Fluctuations of acceleration
3D particle tracking of microbubbles resulted in striking observations. “We discovered that microbubbles behaved rather differently from tracer particles,” Varghese says. “In order to explain the intense acceleration fluctuations of microbubbles, we were forced to look beyond the traditional Stokes drag, and give consideration to ‘gravity’ as an important parameter governing small particle dynamics,”
Varghese stresses the versatile role theoretical considerations played throughout his project.
“Being part of an open and big group like Physics of Fluids, proved very helpful”, he says. “Designing clever experiments and collaboration with experts were decisive in arriving at the results. From theory, we were able to formulate predictions and hypotheses, and we put those to the test using experiments and numerical simulations. In many cases, popular theoretical frameworks proved inadequate, sometimes additional variables were shown to play crucial roles in the phenomena we studied. We then extended the theoretical frameworks to include these variables.”
Varghese: “Scientific progress in my PhD research was a team performance. As of now I am keen on active collaborations. In the initial phase of my PhD, I was more driven by individual effort. Adapting oneself to different scientific approaches and showing a broad interest in the field, is now part of my scientific intuition.”
The phenomena under study – ranging from the dynamics of micro-particles to those of deformable bubbles and their interaction with the surrounding fluid – are of practical importance to industry.
“For example in better understanding catalytic reactors, it is important to know the liquid agitation caused by bubbles and particles. On this front, useful insight has been gained from our research,” he says.
“The Physics of Fluids (PoF) Group of Professor Detlef Lohse has long-term working relationships with companies such as: Shell, Akzo Nobel and Tata Steel. My work was not based on direct feedback from representatives of these companies, but the range of phenomena under study is most certainly inspired by many key processes in industry. Elements stemming from interactions with colleagues, and with my daily supervisor, Professor Chao Sun, have been translated into our research projects.”
After his PhD work, Varghese will be working for another half year in the PoF Group as a post-doc.
Varghese: “The content is very much related to my PhD work, and is centered around the Twente Water Tunnel experiments. Being in charge of this facility, it is time to transfer knowledge towards the new PhD’s starting their research. I find it important to pay attention to this transition phase in research. I benefited from this as well during the initial phase of PhD. After this post-doc, I hope to find another one abroad that fits my ambitions in pursuing an academic career in fluid dynamics.”
In order to explain the intense acceleration fluctuations of microbubbles, we were forced to look beyond the traditional Stokes drag.

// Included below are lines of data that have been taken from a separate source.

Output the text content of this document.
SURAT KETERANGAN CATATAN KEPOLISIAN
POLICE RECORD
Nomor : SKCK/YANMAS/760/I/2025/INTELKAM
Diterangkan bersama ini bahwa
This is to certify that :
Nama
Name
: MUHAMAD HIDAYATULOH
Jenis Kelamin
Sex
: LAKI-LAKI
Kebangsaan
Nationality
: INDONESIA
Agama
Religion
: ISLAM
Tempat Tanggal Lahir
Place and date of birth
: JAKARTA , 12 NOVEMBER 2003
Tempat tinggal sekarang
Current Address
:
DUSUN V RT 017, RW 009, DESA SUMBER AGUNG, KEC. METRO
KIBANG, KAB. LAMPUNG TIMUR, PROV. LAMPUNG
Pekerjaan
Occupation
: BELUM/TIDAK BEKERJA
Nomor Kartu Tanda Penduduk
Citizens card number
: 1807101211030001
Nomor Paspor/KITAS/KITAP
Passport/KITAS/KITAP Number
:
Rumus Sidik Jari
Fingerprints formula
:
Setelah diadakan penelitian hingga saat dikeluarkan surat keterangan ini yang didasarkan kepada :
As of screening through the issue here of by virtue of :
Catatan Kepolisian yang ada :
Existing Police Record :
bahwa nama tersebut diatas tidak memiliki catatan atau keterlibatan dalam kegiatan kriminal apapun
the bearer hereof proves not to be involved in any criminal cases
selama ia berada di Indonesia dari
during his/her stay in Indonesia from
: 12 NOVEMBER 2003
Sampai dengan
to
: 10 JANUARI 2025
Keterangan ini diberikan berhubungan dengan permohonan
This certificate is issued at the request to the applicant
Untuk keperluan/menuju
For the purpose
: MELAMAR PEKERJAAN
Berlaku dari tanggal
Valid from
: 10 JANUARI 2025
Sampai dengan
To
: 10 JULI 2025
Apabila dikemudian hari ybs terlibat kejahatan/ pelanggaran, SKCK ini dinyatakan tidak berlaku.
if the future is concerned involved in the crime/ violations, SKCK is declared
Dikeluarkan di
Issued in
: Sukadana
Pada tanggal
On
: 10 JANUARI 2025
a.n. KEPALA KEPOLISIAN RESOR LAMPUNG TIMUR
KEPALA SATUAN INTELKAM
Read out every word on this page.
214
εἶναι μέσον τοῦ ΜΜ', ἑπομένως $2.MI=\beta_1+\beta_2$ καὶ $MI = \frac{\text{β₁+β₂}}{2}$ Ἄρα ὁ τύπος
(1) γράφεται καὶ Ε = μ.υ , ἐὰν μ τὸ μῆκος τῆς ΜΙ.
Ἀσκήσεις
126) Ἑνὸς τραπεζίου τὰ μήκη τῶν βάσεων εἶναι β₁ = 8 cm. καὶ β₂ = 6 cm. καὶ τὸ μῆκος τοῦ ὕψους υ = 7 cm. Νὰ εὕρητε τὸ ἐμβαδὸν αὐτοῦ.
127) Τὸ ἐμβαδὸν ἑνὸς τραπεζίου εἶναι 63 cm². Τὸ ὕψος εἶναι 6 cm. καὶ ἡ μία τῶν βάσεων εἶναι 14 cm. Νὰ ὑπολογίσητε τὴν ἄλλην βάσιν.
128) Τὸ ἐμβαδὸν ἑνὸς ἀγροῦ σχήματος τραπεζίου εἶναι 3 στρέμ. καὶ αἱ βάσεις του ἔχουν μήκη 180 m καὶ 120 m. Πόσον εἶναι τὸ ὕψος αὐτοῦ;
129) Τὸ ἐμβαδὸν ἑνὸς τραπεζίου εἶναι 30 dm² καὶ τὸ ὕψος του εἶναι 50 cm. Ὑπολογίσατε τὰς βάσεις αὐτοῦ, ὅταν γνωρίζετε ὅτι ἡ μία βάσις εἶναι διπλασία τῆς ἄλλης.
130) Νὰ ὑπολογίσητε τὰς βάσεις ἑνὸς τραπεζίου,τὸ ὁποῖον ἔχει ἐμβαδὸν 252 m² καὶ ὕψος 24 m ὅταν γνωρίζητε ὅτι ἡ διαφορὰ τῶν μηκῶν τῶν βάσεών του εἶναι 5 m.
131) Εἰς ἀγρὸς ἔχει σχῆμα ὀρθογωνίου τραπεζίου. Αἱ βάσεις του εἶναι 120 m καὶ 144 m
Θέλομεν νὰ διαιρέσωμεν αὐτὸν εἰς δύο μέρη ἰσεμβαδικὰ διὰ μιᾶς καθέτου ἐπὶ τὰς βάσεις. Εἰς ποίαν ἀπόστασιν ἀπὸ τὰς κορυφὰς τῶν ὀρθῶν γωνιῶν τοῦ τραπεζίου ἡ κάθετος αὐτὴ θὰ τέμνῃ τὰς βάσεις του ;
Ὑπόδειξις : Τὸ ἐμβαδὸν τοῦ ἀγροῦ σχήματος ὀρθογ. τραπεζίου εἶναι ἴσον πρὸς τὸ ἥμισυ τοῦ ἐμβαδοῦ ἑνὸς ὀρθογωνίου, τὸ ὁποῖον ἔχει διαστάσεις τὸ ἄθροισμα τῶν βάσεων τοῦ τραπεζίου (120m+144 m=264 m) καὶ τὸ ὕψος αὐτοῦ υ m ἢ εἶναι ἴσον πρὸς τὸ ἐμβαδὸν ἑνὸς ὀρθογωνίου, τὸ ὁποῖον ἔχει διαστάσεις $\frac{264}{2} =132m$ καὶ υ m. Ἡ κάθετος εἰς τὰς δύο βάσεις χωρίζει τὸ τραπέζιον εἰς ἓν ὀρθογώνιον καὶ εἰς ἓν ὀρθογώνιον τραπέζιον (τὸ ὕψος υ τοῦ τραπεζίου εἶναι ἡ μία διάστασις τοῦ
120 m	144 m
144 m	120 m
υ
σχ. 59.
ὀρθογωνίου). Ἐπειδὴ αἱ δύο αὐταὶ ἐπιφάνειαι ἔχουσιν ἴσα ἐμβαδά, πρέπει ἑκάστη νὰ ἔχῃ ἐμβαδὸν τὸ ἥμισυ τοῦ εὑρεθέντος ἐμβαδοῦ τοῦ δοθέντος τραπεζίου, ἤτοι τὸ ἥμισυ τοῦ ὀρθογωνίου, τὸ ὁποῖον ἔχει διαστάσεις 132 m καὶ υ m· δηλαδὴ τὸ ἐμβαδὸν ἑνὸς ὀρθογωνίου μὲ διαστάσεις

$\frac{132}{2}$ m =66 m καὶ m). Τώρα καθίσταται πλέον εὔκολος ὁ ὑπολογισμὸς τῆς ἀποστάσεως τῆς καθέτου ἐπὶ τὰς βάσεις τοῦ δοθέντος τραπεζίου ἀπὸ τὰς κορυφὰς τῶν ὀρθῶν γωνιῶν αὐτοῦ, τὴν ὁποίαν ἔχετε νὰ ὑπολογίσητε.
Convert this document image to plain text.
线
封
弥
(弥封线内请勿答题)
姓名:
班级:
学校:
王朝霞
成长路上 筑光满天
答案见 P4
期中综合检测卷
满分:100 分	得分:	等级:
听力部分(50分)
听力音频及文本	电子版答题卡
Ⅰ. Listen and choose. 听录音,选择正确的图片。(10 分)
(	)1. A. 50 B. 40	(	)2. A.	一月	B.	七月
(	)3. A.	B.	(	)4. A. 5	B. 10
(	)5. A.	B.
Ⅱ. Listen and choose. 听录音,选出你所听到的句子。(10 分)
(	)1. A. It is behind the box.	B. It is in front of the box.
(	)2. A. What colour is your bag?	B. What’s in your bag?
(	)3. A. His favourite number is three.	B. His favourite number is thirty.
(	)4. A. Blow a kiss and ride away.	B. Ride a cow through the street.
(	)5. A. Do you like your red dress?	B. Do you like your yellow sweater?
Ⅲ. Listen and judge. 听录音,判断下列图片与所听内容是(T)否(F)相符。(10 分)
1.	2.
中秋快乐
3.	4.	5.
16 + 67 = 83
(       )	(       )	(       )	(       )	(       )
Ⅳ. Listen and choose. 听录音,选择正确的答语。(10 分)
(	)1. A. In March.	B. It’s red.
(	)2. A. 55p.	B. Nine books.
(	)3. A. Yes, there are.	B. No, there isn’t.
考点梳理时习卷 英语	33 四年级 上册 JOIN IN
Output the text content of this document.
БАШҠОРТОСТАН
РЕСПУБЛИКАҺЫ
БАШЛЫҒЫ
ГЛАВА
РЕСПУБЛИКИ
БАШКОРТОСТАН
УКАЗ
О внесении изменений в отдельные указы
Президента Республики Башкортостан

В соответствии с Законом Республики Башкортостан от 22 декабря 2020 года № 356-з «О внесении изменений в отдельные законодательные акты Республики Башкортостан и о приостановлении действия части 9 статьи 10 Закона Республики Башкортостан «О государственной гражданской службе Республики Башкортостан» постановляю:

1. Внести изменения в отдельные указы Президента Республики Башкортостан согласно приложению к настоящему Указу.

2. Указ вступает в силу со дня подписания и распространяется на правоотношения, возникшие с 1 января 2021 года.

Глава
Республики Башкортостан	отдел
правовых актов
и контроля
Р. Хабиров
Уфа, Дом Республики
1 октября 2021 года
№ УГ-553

In many cases, popular theoretical frameworks proved inadequate.
Scientific progress is a team performance. As of now I am keen on active collaborations. Adapting oneself to different scientific approaches and showing a broad interest in the field, is now part of my scientific intuition.
In better understanding catalytic reactors, it is important to know the liquid agitation caused by bubbles and particles.
As a post-doc, being in charge of the Twente Water Tunnel facility, it is time to transfer knowledge towards the new PhD’s starting their research. I find it important to pay attention to this transition phase. I benefited from this as well during the initial stages of my PhD.